MARELLE-MÉMOIRE
photos de Gérard Rondeau
Marval
1998
On ne choisit pas son lieu de naissance,
comme on ne choisit pas de naître. C'est au fond la seule décision qui échappe.
Évidemment, ce n'est pas rien. A peine débarqué : déjà repéré et lesté.
Nom, prénoms ; date et adresse d'origine. Qu'importe où voguera plus tard
la galère, il reste cet ancrage, ce point fixe autour de quoi tournent les
horizons et s'orientent les cartes, ce territoire d'enfance qui, serait-on
au bord du Gange, au nord du Cercle polaire ou sur la Route de la Soie, n'est
jamais à distance.
Il suffit d'un orage, du feulement d'une faux dans l'herbe, d'une touffe de
coquelicots sur un talus, pour que se lèvent des galops de mémoire. Alors
revient la nuit où la foudre a frappé le Grand-Chêne, alors remonte aux narines
l'odeur du foin des derniers jours de juin, alors se flétrit d'un coup la
fleur rouge au cœur noir qui jamais ne supporte d'être cueillie et qui n'est
fascinante, éclatante, sublime, que sauvage. Babûr le conquérant, fondateur
de l'Empire moghol, situait le centre du monde à Kaboul. C'était la ville
qui l'avait fait roi et c'était, en 1504, pas loin du paradis sur terre. J'ai
longtemps rêvé, y compris à Kaboul ou dans les déserts afghans, de cette localisation
idéale. Babûr l'avait plutôt bien choisie mais, tout maître de l'univers qu'il
était, il usait là d'un pouvoir qui n'était pas en son pouvoir. Car personne
ne règne sur une fable aussi partagée, chacun occupant à son heure, parfois
à son corps défendant, une parcelle illusoire surchargée de racines, d'émotions,
de secrets, d'hymnes, d'éboulis, de statues, de murmures, de vieux clichés
: lambeau d'apanage entre magie et dérision, soudain cible inexpugnable, noyau
infracassable de soi, centre personnel, portatif et inviolable du monde.

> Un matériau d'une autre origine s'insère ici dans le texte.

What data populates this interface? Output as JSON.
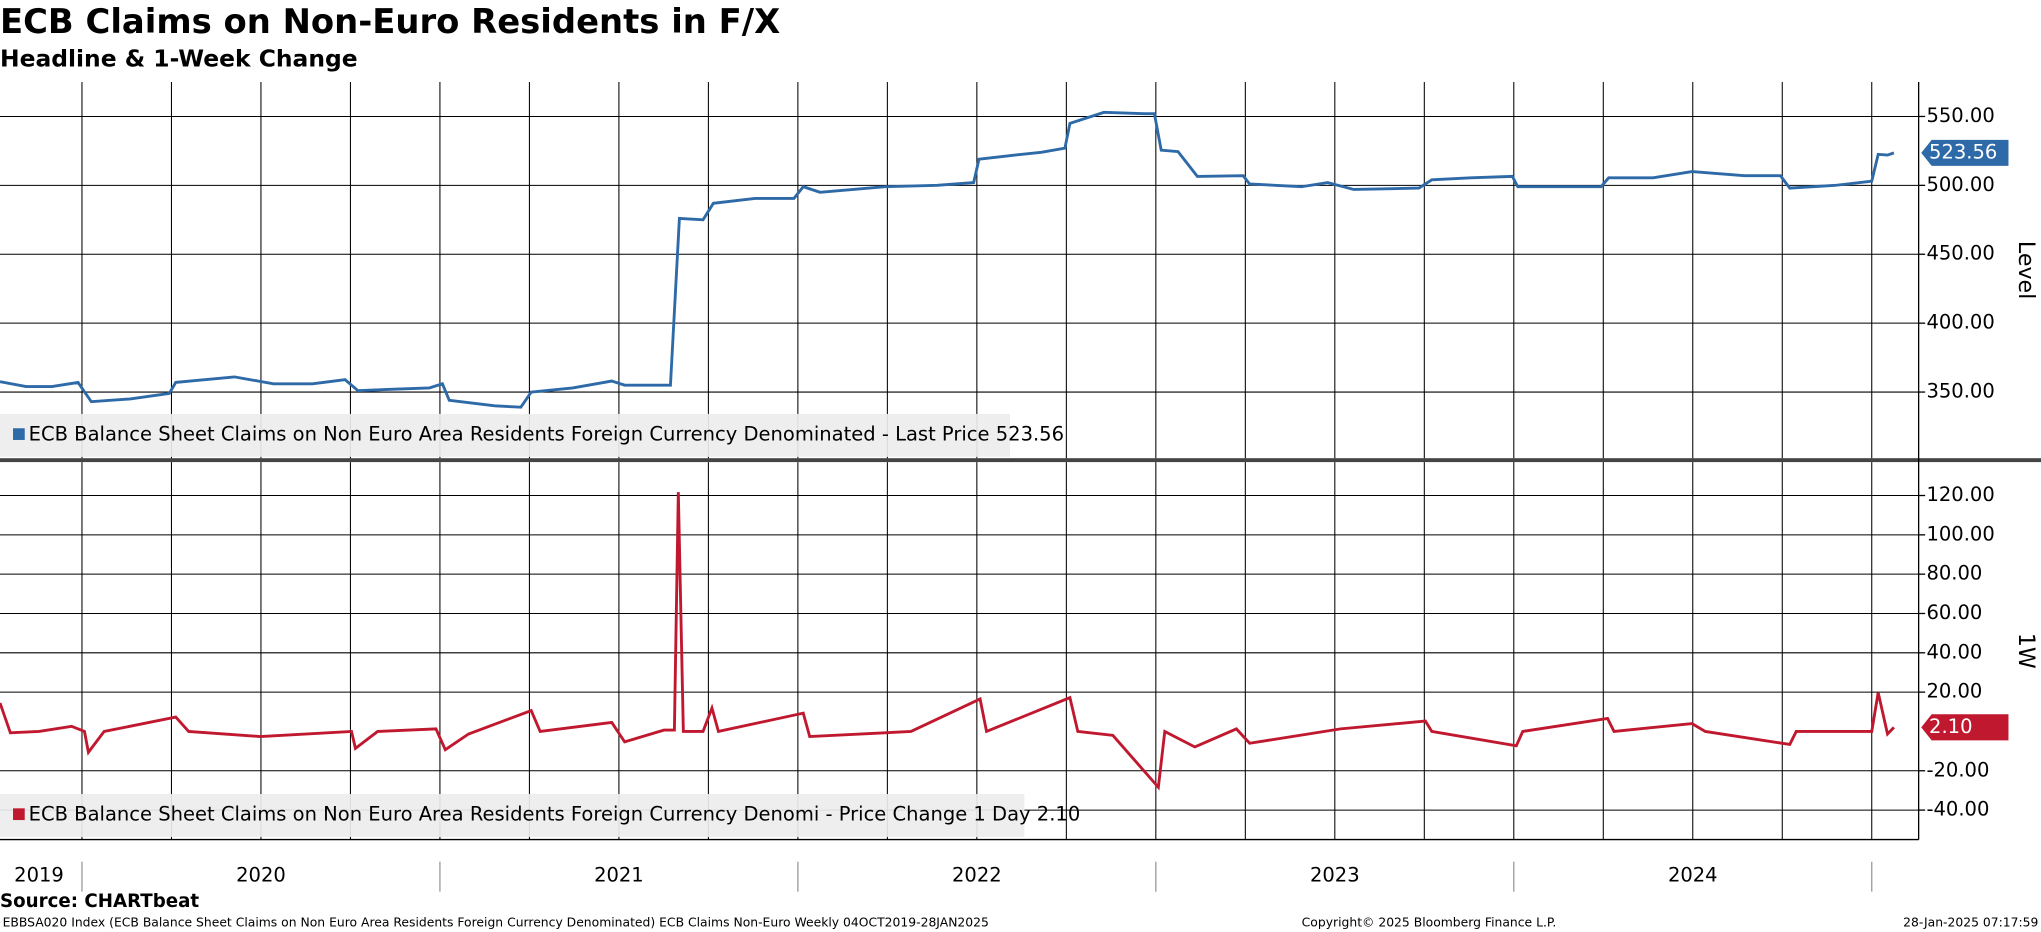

Si je n'ai aucun souvenir du premier février d'après-guerre dans les Ardennes,
ni de la neige qui bloquait les accès à Signy l'Abbaye, j'affirme pourtant
que j'y étais. On me l'a fait savoir. Et maintenant je le sais. J'arrivais
dans un village libéré, sauf du verglas qui avait mis le siège depuis peu.

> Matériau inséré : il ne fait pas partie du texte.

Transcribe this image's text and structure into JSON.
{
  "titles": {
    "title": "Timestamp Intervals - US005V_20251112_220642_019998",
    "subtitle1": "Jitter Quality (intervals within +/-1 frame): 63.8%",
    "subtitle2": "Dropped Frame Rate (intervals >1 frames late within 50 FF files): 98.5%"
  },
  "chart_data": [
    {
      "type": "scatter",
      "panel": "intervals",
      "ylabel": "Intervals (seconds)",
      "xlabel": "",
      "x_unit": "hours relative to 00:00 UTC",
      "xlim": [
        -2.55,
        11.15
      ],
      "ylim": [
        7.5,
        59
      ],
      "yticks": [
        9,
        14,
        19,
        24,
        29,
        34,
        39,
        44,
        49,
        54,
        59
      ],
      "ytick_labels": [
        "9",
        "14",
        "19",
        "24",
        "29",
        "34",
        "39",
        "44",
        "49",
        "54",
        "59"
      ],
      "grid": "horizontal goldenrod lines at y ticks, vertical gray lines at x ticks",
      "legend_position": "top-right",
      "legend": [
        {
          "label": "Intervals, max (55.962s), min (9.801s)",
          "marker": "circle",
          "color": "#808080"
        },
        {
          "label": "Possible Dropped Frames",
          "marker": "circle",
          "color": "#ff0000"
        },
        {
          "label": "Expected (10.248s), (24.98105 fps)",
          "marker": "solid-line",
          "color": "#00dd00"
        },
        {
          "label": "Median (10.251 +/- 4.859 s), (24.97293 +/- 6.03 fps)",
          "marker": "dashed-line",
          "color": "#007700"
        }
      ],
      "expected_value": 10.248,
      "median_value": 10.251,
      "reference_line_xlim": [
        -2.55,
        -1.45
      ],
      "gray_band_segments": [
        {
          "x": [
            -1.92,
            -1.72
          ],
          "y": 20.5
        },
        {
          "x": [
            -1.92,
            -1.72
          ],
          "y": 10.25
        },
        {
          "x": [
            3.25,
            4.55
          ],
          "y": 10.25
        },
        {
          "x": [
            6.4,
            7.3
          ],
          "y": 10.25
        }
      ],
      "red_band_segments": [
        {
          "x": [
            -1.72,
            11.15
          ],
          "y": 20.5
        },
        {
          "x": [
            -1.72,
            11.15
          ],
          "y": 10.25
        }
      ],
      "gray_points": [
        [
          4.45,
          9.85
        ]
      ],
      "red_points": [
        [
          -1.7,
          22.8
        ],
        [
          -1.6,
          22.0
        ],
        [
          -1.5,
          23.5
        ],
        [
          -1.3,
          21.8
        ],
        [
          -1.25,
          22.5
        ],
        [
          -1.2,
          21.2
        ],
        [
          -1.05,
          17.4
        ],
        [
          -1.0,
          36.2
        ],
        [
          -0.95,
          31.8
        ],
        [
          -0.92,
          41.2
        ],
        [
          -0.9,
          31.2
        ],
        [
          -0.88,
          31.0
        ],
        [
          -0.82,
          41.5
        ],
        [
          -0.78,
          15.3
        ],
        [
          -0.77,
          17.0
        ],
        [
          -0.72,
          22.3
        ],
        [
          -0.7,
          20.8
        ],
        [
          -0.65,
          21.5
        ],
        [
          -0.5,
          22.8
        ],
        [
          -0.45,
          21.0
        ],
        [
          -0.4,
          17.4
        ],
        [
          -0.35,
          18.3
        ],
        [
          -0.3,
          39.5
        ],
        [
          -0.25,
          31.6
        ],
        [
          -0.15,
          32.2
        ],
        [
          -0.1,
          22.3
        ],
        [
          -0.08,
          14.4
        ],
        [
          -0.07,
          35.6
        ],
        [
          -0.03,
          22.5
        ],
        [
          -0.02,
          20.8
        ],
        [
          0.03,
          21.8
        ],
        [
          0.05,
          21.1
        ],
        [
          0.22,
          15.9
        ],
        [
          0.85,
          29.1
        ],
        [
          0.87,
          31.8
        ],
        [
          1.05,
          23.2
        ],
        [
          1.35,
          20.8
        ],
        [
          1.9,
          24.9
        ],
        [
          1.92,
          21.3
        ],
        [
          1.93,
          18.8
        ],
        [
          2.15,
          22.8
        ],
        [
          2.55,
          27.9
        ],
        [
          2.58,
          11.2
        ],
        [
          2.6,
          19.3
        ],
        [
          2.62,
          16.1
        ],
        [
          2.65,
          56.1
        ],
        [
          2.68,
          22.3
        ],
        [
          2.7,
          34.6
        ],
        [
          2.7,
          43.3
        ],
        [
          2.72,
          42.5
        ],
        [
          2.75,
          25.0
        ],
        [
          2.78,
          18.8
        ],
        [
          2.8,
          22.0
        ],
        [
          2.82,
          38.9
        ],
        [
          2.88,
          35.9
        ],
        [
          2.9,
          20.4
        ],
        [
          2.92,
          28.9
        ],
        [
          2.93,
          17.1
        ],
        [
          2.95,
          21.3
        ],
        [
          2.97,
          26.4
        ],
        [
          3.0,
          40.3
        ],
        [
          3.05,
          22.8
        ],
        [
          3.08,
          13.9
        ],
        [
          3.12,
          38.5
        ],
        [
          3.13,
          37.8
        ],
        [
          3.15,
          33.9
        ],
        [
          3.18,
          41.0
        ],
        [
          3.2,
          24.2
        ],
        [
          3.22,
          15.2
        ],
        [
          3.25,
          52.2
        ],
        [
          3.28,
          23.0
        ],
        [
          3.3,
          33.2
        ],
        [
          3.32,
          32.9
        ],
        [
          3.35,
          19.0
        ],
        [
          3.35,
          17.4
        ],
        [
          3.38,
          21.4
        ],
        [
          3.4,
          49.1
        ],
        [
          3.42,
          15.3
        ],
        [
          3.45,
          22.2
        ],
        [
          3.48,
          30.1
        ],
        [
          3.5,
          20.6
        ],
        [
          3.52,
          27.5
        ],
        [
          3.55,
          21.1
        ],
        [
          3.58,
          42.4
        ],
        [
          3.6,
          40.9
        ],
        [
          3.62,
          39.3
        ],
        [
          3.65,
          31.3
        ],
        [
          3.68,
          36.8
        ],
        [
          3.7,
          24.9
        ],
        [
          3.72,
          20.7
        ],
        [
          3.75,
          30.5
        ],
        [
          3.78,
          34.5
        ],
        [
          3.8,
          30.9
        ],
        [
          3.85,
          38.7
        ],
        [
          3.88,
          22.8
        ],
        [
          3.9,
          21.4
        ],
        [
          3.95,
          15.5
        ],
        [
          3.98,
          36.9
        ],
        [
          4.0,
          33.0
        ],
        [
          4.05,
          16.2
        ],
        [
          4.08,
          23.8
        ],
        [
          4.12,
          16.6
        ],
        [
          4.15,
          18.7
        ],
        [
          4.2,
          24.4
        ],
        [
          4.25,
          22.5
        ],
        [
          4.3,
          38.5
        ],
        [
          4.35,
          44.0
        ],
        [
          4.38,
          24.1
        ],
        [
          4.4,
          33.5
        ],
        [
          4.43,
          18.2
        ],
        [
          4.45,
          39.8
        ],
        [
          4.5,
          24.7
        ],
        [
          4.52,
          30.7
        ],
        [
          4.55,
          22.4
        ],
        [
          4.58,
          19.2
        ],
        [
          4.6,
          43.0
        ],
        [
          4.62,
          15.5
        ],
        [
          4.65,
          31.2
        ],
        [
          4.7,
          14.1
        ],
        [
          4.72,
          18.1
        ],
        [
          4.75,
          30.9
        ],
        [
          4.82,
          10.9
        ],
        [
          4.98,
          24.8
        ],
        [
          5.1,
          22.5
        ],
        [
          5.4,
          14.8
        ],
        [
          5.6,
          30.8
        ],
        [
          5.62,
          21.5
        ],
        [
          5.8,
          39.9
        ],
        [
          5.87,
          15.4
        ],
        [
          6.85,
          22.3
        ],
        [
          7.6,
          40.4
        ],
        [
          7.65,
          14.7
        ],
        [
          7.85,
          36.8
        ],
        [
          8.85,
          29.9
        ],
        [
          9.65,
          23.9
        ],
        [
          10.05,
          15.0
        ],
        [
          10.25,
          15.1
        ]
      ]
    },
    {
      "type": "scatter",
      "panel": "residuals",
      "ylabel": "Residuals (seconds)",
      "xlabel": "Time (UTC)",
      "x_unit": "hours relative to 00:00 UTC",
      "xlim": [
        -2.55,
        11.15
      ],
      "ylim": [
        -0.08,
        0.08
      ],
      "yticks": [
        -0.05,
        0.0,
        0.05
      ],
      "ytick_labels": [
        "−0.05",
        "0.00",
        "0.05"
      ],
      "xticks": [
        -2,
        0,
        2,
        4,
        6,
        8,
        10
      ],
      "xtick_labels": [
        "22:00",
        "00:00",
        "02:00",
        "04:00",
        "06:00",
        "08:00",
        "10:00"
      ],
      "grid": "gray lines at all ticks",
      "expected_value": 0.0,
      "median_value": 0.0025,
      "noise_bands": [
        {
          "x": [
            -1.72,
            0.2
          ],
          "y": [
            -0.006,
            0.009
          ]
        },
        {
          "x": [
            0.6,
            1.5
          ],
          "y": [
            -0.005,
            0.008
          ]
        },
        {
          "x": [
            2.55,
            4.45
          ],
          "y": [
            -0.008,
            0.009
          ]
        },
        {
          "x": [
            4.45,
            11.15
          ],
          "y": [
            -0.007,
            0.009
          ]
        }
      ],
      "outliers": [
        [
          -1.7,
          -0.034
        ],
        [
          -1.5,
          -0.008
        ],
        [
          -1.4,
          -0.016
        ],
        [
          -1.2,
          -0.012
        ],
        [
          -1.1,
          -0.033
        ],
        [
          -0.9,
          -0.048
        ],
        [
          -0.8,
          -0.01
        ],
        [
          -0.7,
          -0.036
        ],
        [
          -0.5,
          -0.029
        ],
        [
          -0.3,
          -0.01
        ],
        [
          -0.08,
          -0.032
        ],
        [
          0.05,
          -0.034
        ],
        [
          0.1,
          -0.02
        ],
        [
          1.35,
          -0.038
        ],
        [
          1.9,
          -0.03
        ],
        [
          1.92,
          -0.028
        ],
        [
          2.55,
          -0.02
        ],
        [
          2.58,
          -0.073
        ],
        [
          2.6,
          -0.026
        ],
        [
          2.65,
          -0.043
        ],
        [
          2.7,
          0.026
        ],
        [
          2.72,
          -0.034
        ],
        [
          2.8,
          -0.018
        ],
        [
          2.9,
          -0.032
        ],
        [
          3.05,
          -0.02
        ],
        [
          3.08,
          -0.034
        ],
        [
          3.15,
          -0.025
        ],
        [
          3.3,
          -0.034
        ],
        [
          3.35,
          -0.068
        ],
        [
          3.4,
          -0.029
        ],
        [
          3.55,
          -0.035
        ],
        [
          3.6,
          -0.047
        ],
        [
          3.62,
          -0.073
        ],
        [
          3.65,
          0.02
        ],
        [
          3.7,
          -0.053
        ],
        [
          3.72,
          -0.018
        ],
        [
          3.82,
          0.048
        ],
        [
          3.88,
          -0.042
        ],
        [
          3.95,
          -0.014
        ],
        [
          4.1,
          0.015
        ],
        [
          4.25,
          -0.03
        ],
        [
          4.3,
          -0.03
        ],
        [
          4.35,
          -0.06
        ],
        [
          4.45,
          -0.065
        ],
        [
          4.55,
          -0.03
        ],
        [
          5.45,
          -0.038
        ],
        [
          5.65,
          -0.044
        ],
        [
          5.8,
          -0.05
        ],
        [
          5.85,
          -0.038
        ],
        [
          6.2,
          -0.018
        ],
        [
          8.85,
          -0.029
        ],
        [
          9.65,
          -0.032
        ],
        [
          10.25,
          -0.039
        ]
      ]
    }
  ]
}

Cet isolement, toujours mentionné dans les chroniques familiales, changeait
de nature par simple inflexion de voix : de refuge protecteur il pouvait devenir
menace. Être " coupé de l'extérieur " disait en effet d'un seul souffle que
l'on était à l'abri, mais sans ravitaillement. Alentour, tout devait être
blanc.
En moi, l'empreinte la plus ancienne est d'une autre saison. Deux ans plus
tard, sans doute. C'est une image sombre, presque ténébreuse, avec très haut
une percée aveuglante, un prisme qui attire et qui blesse. Je dois me tenir
sous le couvert des arbres et la lumière m'a pris pour cible. Aucune preuve
du plein été, sinon que j'en suis sûr. Hors cadre, il y a des bourdons, des
guêpes, des taons, des libellules qui rayent le silence. Un peu de vent dans
les feuilles. Je suis seul. Je n'ai pas peur de me perdre. La forêt m'offre
un royaume démesuré.
Une seconde vision se détache nettement, comme une flèche sur un mur. C'est
la passage du petit train au travers de la place et sa disparition dans le
ruelle, à l'angle du monument aux morts. Le mouvement prime sur le décor.

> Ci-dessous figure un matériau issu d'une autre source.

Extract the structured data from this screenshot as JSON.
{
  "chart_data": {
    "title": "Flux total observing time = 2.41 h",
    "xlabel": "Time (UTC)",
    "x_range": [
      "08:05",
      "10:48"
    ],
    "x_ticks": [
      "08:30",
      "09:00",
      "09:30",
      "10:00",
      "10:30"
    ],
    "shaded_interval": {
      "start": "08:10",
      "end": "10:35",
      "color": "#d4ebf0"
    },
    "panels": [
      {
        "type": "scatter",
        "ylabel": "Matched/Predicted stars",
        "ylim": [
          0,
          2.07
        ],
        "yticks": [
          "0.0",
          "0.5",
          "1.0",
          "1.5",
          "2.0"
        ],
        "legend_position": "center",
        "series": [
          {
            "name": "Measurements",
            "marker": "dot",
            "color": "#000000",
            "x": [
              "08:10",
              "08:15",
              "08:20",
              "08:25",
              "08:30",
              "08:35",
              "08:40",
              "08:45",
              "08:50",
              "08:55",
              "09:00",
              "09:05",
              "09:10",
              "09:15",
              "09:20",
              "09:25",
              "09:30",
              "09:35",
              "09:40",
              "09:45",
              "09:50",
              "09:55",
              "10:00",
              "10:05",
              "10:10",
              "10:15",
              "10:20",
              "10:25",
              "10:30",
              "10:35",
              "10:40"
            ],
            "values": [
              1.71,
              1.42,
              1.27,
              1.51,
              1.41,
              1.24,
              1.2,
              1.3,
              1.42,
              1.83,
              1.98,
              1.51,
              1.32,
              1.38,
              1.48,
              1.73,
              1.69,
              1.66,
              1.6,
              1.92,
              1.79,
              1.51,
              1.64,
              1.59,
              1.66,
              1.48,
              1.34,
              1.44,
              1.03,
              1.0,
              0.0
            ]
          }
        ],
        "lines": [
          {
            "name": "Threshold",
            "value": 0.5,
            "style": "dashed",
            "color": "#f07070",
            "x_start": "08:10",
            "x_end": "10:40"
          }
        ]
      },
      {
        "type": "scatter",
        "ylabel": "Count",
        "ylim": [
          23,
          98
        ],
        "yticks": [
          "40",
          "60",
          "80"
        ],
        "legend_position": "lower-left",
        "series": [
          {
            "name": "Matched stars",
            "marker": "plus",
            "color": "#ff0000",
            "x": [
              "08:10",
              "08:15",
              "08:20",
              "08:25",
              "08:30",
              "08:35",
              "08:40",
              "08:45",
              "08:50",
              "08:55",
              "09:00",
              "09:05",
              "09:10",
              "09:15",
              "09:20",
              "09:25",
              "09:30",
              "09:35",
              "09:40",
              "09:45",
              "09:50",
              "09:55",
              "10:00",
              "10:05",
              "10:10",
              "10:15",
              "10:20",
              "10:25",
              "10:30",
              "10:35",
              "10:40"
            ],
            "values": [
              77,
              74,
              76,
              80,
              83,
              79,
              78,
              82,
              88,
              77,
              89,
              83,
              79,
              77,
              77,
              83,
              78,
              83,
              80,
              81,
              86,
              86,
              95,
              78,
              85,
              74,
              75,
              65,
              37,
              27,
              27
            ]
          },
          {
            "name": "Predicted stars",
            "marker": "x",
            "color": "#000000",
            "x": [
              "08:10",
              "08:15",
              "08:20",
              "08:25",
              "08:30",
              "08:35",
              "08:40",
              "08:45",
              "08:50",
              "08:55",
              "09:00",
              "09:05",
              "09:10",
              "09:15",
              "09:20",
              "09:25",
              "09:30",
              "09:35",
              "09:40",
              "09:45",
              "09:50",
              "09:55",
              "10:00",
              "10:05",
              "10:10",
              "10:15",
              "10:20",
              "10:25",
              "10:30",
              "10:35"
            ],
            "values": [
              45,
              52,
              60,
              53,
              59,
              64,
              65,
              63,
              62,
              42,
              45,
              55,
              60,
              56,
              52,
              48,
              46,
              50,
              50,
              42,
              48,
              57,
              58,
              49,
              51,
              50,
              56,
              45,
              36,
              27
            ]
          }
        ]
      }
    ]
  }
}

Je n'ai pas idée des voyageurs ni d'une quelconque animation. Juste l'élan
de la locomotive, un soupçon de fumée, un bruit de roues et de fourgons secoués.
Ai-je vraiment entendu le sifflet que je crois entendre, ou me l'a-t-on imité
? Quoi qu'il en soit, je ne suis jamais monté dans ces wagons-là. Sitôt entrevue,
la ligne qui menait à Charleville a été démantelée, et les rails arrachés.
Ensuite, le temps déborde. Regards, caresses, fêtes, randonnées, déchiffrements,
repères, études, raisonnements, expériences, songeries, blessures, sursauts,
départs, retours, oublis, retrouvailles.